Don’t be too alarmed by how swiftly trouble appears in The To Do List. You may think to yourself, “oh, it’s just the opening credits, probably tacked on by some distributor to seem catchy. Surely the rest of the film won’t be this annoyingly thick with 90s references.” Oh, you sweet, innocent young moviegoer, if only you knew. The To Do List isn’t merely set in 1993, it’s set in “1993.” Which means it’s chock full of characters addressing objects, fashions, music, and even each other from the vantage point of 2013, often referring mockingly to things which, in the day, were indeed pretty damn hip.
But to embrace what now seems laughable would require an act of courage Carey and her cast are unwilling to venture, which would be fine if this attitude didn’t extend towards every other aspect of the film. Instead, she tells a coming-of-age story bereft of emotional investment, lessons learned (unless bluntly, awkwardly stated near the climax), or even a truly adult awareness of some of the silliness of youth. It’s the feature-length equivalent of someone saying “can you believe we were actually like that?” Snotty, superficial, and condescending, The To Do List is no more mature than the immaturity it mocks.
Aubrey Plaza stars as Brandy, a straight-edge high school graduate who, after getting a glimpse of the other side – in the form of lingering hunk Rusty (Scott Porter) – decides to lose her virginity by the time she hits college, and engage in a number of other sexual activities in the meantime. This checklist approach may not seem like the healthiest way to go about things, but Plaza is the perfect expression of this – a cold, detached killing machine. The specific men she with whom she gets involved are immaterial, so long as they allow her to do whatever’s next. For us, it’s fun to see the tables turned on the usual sex gamesmanship we see onscreen, with most of the men playing subservient roles to her conquest. For the guys, less so. When this is finally brought to Brandy’s attention, along with some other emotional havoc she’s wreaked, she seems genuinely shocked. She has two close friends (Alia Shawkat and Sarah Steele), but seems completely clueless to even basic emotion.

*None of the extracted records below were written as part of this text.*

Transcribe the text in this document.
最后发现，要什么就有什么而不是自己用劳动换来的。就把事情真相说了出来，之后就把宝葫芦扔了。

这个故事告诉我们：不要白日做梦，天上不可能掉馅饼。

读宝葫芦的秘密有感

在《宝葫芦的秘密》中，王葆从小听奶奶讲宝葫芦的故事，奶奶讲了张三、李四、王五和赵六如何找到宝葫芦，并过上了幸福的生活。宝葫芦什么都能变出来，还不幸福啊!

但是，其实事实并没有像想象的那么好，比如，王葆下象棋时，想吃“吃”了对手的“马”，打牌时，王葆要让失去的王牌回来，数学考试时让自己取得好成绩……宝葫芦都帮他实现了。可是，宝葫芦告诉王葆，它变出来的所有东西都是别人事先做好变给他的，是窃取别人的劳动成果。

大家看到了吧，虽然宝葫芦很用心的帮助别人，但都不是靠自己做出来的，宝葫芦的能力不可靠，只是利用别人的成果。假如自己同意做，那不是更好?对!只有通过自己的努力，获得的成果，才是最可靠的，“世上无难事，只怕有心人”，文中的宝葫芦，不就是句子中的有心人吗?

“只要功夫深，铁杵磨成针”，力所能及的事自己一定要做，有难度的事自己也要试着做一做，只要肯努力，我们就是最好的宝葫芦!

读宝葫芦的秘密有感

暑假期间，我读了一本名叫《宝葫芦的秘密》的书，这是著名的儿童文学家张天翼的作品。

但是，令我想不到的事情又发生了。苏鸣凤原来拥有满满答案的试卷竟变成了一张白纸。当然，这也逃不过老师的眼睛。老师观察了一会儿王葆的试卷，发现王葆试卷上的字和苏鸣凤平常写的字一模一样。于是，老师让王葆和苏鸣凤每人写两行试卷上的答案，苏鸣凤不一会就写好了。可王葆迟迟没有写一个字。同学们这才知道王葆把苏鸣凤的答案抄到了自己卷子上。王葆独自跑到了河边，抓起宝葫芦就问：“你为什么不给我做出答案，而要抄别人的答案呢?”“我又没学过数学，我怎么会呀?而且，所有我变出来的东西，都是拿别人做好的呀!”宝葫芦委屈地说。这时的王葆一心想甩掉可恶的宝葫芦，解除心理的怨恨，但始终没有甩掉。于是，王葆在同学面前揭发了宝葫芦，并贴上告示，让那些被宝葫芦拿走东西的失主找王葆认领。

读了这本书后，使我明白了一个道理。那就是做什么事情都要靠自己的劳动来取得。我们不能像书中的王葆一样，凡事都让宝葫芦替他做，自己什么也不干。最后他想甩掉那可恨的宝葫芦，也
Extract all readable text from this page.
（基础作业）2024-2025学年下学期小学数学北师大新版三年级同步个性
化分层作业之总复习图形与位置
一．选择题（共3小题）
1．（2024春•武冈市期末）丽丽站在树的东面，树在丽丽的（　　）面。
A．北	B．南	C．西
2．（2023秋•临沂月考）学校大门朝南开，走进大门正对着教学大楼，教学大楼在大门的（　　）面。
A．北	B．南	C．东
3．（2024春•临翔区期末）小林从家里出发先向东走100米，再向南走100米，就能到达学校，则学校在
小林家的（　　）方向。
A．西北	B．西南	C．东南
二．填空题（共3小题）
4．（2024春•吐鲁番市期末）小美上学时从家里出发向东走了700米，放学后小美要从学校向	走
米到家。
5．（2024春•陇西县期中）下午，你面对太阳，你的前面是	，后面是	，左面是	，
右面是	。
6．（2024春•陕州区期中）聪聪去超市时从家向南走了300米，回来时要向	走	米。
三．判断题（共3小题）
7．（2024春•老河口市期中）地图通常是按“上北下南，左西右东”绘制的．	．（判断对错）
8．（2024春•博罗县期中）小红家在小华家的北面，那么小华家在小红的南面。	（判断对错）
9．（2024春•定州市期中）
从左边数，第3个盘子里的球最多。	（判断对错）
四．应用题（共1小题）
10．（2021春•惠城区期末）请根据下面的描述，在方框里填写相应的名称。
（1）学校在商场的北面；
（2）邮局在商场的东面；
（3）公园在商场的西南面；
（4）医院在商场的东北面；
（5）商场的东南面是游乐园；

These contradictions can be interesting notes to play, but here, they’re just ignored. Carey expresses no interest in these disparate ways in which people express themselves, and by the time Brandy does “learn her lesson,” it couldn’t be more telegraphed if written on a neon sign (or more ’90s-appropriate equivalent). Moreover, Plaza can’t tap into this sort of emotional reservoir. She’s very good in small, but nonetheless affecting, tones on Parks and Recreation, but Carey calls on her to express far outside her current range.
There’s a good deal of funny stuff in here, though little in the way of true gut-busters. The film boasts an impressive supporting cast – aside from those I’ve mentioned, you have Johnny Simmons, Bill Hader, Rachel Bilson, Christopher Mintz-Plasse, Andy Samberg, Connie Britton, Donald Glover, Adam Pally, and Jack McBrayer. A few help spice things up, but none are enough to make a meal.
I don’t know, maybe there’s a whole audience out there who thinks the fact that VHS, call waiting, Hilary Clinton, and trapper keepers exist(ed) is just hilarious. Perhaps they, too, need to look down on those kids back then with some disdain and welcome distance. Go to town. For me, this level of condescension requires a much more pointed, philosophical outlook. Lacking that, a little warmth and acceptance goes a long way.